Hundreds of rioters were arrested and many drew prison sentences. Workers were blamed but records do not show where those arrested worked. There were rumors of foreign agents and union instigators, none proven. A fascinating detail was that the grand jury that returned indictments against the rioters also indicted heads of the major steel companies (the strike involved not just Youngstown Sheet and Tube, but U.S. Steel, Brier Hill, and Republic Steel).

What led to this outbreak? The strike, which began on December 27, 1915 was over wages. Despite a thriving economy with wartime manufacturing, wages had been cut 9 percent the previous year and unskilled labor earned just 19.5 cents per hour. Growth of the industry had led to crowded housing, and these costs and the cost of living left most families earning less than it cost to live. The workers had asked for a wage of 25 cents an hour, time and a half overtime, and double overtime for Sundays.

The irony? Hours before, company leaders had announced a wage increase to 22 cents an hour, which went into effect after the riots. But other changes followed.
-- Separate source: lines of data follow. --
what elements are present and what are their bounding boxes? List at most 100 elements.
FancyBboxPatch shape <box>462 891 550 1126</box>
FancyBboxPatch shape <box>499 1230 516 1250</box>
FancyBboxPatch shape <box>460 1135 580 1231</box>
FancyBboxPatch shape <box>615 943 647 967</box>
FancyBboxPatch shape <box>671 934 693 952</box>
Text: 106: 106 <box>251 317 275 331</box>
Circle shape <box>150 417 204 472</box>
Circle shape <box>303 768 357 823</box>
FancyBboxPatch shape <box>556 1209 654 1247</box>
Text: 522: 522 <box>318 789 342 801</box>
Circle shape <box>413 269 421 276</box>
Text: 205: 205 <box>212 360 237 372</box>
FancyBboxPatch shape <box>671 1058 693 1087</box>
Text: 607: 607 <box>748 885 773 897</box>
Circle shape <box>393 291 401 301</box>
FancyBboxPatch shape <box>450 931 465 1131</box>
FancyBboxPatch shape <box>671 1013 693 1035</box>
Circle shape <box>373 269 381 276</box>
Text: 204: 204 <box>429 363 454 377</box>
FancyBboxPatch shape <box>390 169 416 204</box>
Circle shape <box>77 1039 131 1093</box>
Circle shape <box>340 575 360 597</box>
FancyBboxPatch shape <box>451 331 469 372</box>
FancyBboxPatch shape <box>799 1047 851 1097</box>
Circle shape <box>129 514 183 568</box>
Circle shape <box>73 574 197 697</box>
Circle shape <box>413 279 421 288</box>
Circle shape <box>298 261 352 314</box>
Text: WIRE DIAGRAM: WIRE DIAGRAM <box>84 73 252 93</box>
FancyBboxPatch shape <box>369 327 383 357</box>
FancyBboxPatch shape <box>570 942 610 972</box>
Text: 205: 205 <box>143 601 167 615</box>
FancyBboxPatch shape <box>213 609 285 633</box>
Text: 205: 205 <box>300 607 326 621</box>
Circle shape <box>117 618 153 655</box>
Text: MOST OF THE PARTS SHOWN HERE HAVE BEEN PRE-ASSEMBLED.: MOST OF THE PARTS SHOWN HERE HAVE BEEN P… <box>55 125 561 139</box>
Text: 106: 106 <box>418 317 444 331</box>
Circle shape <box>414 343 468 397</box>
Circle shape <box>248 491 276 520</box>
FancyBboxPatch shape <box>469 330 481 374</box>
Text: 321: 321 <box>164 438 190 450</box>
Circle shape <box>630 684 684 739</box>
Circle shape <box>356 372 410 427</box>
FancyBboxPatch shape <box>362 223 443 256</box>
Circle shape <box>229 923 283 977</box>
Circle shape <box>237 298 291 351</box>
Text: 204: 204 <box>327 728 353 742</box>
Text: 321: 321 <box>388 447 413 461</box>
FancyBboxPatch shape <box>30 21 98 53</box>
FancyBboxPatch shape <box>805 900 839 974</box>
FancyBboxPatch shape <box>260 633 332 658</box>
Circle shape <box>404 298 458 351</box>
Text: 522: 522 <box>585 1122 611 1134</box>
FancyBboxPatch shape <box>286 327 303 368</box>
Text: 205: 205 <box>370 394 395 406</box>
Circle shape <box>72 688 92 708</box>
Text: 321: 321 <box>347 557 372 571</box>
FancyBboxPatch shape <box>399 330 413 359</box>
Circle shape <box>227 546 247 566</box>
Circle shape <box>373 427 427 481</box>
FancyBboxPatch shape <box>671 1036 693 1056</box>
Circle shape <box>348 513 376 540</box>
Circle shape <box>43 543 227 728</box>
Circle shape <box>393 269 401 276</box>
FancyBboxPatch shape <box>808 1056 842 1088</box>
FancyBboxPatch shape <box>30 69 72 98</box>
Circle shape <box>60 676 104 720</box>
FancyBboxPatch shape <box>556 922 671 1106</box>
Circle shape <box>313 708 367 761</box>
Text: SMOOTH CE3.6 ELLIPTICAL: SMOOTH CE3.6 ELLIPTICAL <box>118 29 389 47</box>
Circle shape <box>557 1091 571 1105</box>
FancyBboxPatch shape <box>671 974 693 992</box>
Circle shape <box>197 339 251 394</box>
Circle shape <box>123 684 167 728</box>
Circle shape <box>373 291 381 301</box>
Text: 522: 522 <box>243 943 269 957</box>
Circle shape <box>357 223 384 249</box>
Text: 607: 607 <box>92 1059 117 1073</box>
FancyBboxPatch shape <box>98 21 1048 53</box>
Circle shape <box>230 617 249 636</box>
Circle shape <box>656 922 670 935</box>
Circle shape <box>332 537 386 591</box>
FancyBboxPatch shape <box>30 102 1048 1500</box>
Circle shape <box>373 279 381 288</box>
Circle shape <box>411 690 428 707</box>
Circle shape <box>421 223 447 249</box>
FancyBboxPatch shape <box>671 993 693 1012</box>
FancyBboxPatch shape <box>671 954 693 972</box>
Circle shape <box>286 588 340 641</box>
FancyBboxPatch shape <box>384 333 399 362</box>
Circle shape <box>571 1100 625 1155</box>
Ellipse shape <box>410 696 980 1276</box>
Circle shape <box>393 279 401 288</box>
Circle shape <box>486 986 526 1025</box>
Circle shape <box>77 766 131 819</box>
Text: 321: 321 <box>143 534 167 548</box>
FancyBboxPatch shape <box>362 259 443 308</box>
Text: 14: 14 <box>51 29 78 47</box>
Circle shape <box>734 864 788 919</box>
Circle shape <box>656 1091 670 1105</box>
Youngstown Sheet and Tube helped rebuild East Youngstown and built better worker housing that included electricity and indoor plumbing when outdoor facilities were the norm. The village was eventually renamed Campbell after James A. Campbell, chairman of Youngstown Sheet and Tube.

Not all was sweetness and light. Wages rose and fell with the economy but did not progress over the next twenty years. Another violent confrontation occurred twenty-one years later in the “Little Steel Strike” of 1936-37. Artist William Gropper visited Youngstown during the strike and published sketches and an article in The Nation. He painted Youngstown Strike during this time, but what it depicted was the events of 1916. The painting is part of the collection at the Butler.

To write of these strikes is to write of events from another time before my own. Strikes during my growing up years did not have the violence of these early confrontations. Mostly, it was an unexpected vacation at first, and increasing belt tightening when unions and management couldn’t reach settlements. Guys made ends meet by painting houses and other handyman work. Until Black Monday.

We are unquestionably in a different time. Philosopher George Santayana famously said, “Those who cannot remember the past are condemned to repeat it.” The violence of 1916, inexcusable on all sides, reminds us of the consequences when there are tremendous disparities between wealth and poverty and hard working people cannot earn enough to live. It seems at least to some extent Youngstown Sheet and Tube learned that they had to make workers’ situations livable. Will today’s companies remember these lessons from the past? Or will they repeat them?